検閲のことを考えると、根拠などないものの、裏目に出そうな気がしたのだ。
世の中のことは、目立たないようにしているのが一番だ。事なかれ主義のように思われるかもしれないが、おれが生きてきて、しみじみと感じるのはそのことだ。
どんな理屈でも、永久に受け入れられる理屈はない。どんな正義でも、永遠に支持される正義はない。人のこころが微妙に動いたとき、理屈も正義も無傷ではいられない。・・そして、ひとの心はけっこう動く。目立つものには、とくに食い付きたくなるらしい。
速達にしなかったことで、おれの焦りは却って弱まった。
この夜は、久しぶりに、中野駅北口の屋台で、焼き鳥を口にした。
パチンコ稼業に戻った隣人お勧めの焼酎を確かめたが、あいにく『吉四六』は置いてないとのことだった。
「芋なら、あるよ」
親爺の推奨にのって、梅わりをお代わりした。
このところ、麦焼酎が人気を博しているらしかったが、屋台では、名前はいらないのだ。安くて、酔えるアルコールが、人気の銘柄といえた。
十二時近くにアパートへ戻ろうとすると、路地の入口が救急車にふさがれていた。
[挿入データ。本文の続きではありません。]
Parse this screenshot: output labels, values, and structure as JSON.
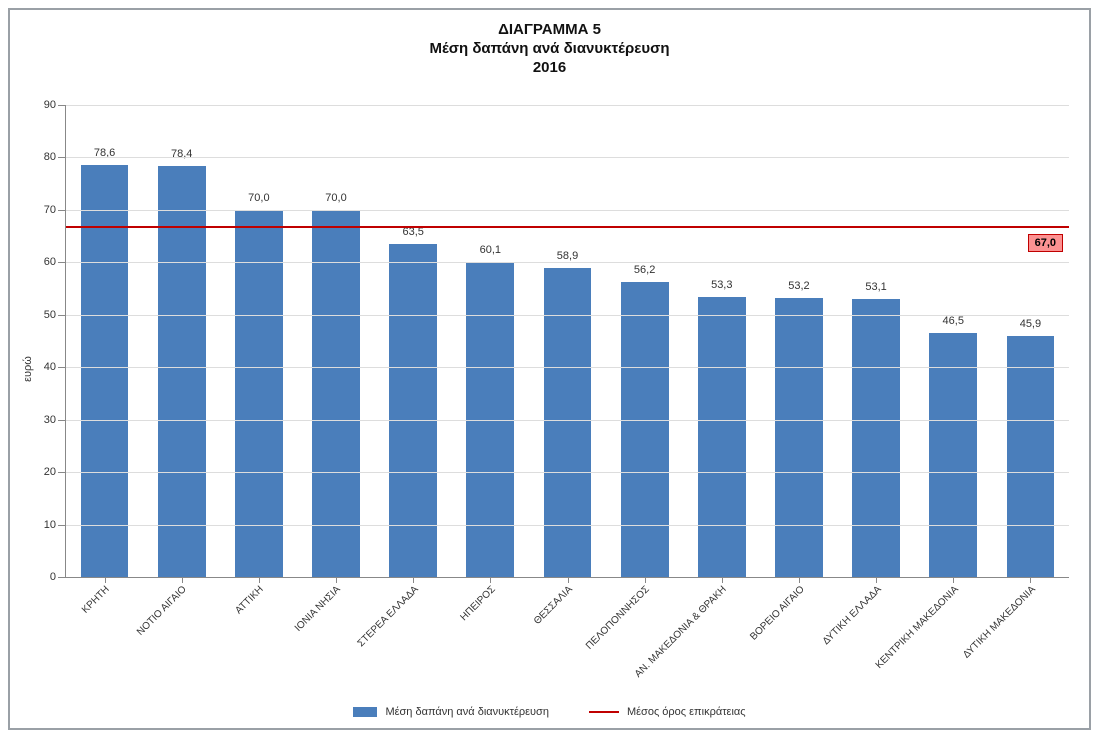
{
  "chart": {
    "type": "bar_with_reference_line",
    "title_lines": [
      "ΔΙΑΓΡΑΜΜΑ 5",
      "Μέση δαπάνη ανά διανυκτέρευση",
      "2016"
    ],
    "title_fontsize": 15,
    "ylabel": "ευρώ",
    "ylim": [
      0,
      90
    ],
    "ytick_step": 10,
    "yticks": [
      0,
      10,
      20,
      30,
      40,
      50,
      60,
      70,
      80,
      90
    ],
    "categories": [
      "ΚΡΗΤΗ",
      "ΝΟΤΙΟ ΑΙΓΑΙΟ",
      "ΑΤΤΙΚΗ",
      "ΙΟΝΙΑ ΝΗΣΙΑ",
      "ΣΤΕΡΕΑ ΕΛΛΑΔΑ",
      "ΗΠΕΙΡΟΣ",
      "ΘΕΣΣΑΛΙΑ",
      "ΠΕΛΟΠΟΝΝΗΣΟΣ",
      "ΑΝ. ΜΑΚΕΔΟΝΙΑ & ΘΡΑΚΗ",
      "ΒΟΡΕΙΟ ΑΙΓΑΙΟ",
      "ΔΥΤΙΚΗ ΕΛΛΑΔΑ",
      "ΚΕΝΤΡΙΚΗ ΜΑΚΕΔΟΝΙΑ",
      "ΔΥΤΙΚΗ ΜΑΚΕΔΟΝΙΑ"
    ],
    "values": [
      78.6,
      78.4,
      70.0,
      70.0,
      63.5,
      60.1,
      58.9,
      56.2,
      53.3,
      53.2,
      53.1,
      46.5,
      45.9
    ],
    "value_labels": [
      "78,6",
      "78,4",
      "70,0",
      "70,0",
      "63,5",
      "60,1",
      "58,9",
      "56,2",
      "53,3",
      "53,2",
      "53,1",
      "46,5",
      "45,9"
    ],
    "bar_color": "#4a7ebb",
    "bar_width_ratio": 0.62,
    "grid_color": "#dddddd",
    "axis_color": "#888888",
    "background_color": "#ffffff",
    "label_fontsize": 11,
    "tick_fontsize": 11,
    "xlabel_fontsize": 10,
    "xlabel_rotation": -45,
    "reference": {
      "value": 67.0,
      "label": "67,0",
      "line_color": "#c00000",
      "line_width": 2,
      "badge_bg": "#fc9292",
      "badge_border": "#c00000"
    },
    "legend": {
      "bar_label": "Μέση δαπάνη ανά διανυκτέρευση",
      "line_label": "Μέσος όρος επικράτειας"
    },
    "frame_border_color": "#9aa0a6"
  }
}
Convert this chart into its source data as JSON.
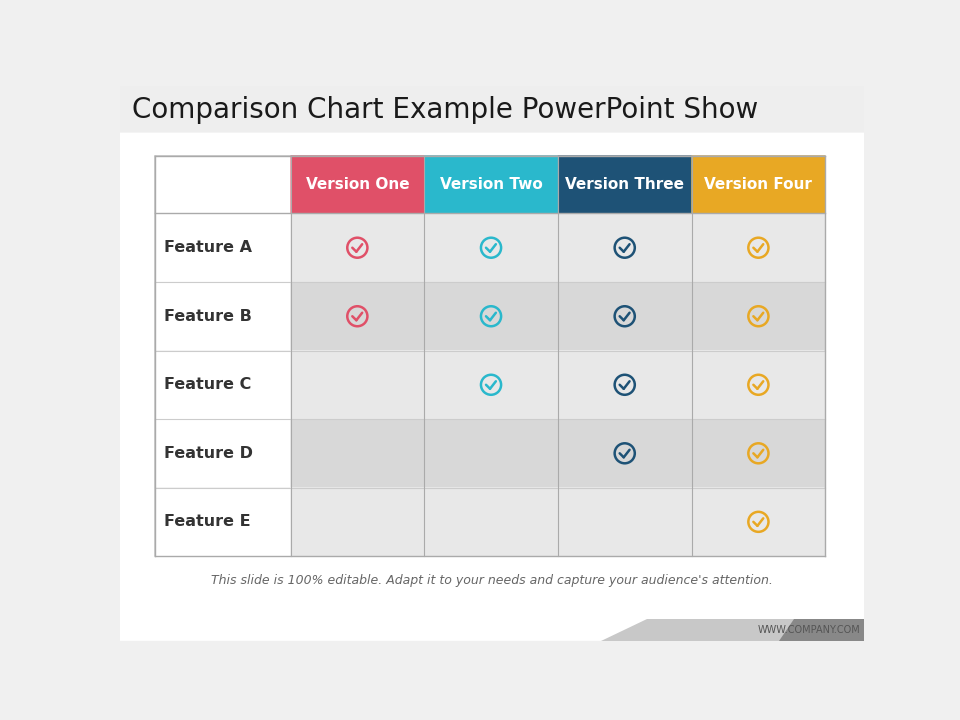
{
  "title": "Comparison Chart Example PowerPoint Show",
  "title_fontsize": 20,
  "title_color": "#1a1a1a",
  "bg_color": "#f0f0f0",
  "slide_bg": "#ffffff",
  "table_bg": "#ffffff",
  "subtitle": "This slide is 100% editable. Adapt it to your needs and capture your audience's attention.",
  "footer": "WWW.COMPANY.COM",
  "versions": [
    "Version One",
    "Version Two",
    "Version Three",
    "Version Four"
  ],
  "version_colors": [
    "#e05068",
    "#2ab8cc",
    "#1e5276",
    "#e8a824"
  ],
  "features": [
    "Feature A",
    "Feature B",
    "Feature C",
    "Feature D",
    "Feature E"
  ],
  "checks": [
    [
      true,
      true,
      true,
      true
    ],
    [
      true,
      true,
      true,
      true
    ],
    [
      false,
      true,
      true,
      true
    ],
    [
      false,
      false,
      true,
      true
    ],
    [
      false,
      false,
      false,
      true
    ]
  ],
  "check_colors": [
    "#e05068",
    "#2ab8cc",
    "#1e5276",
    "#e8a824"
  ],
  "row_colors_light": "#e8e8e8",
  "row_colors_dark": "#d8d8d8",
  "header_text_color": "#ffffff",
  "feature_text_color": "#333333",
  "title_bar_color": "#e8e8e8",
  "footer_bar1": "#c0c0c0",
  "footer_bar2": "#888888"
}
サイレンこそ止まってはいたが、横を通り抜けようとして、まわり続ける回転灯の眩しさに、目がくらんだ。
そのまま急ぎ足でアパートにたどり着くと、ちょうどストレッチャーに載せられた隣室のオクサンが、毛布に覆われるようにして運び出されてきた。
救急隊員のあとを追うように、ヒモの旦那が付き添っている。だぶだぶのトレーナー姿で、いつも以上にデカイ目を見開いている。
「どうかしたんですか!」
思わず大声を掛けると、一瞬途方に暮れた顔をした。
「クスリを飲みすぎて、目ェ覚ましょらんとよ」
あっさりと状況を明かす隣人の対応に、訊いたおれの方がたじろいで、道を空けた。
いつの間に来ていたのか、アパートの大家である六十歳前後の女性が、不機嫌そうに顛末を見守っていた。何にせよ、騒ぎを起こす店子は、願い下げにしたいと言わんばかりの顔付きだった。
その気持ちは、分からないではないが、調子に乗って文句でもつけようものなら、何が起こるかわからんぞと、大家のために慎重な対応を望むのだった。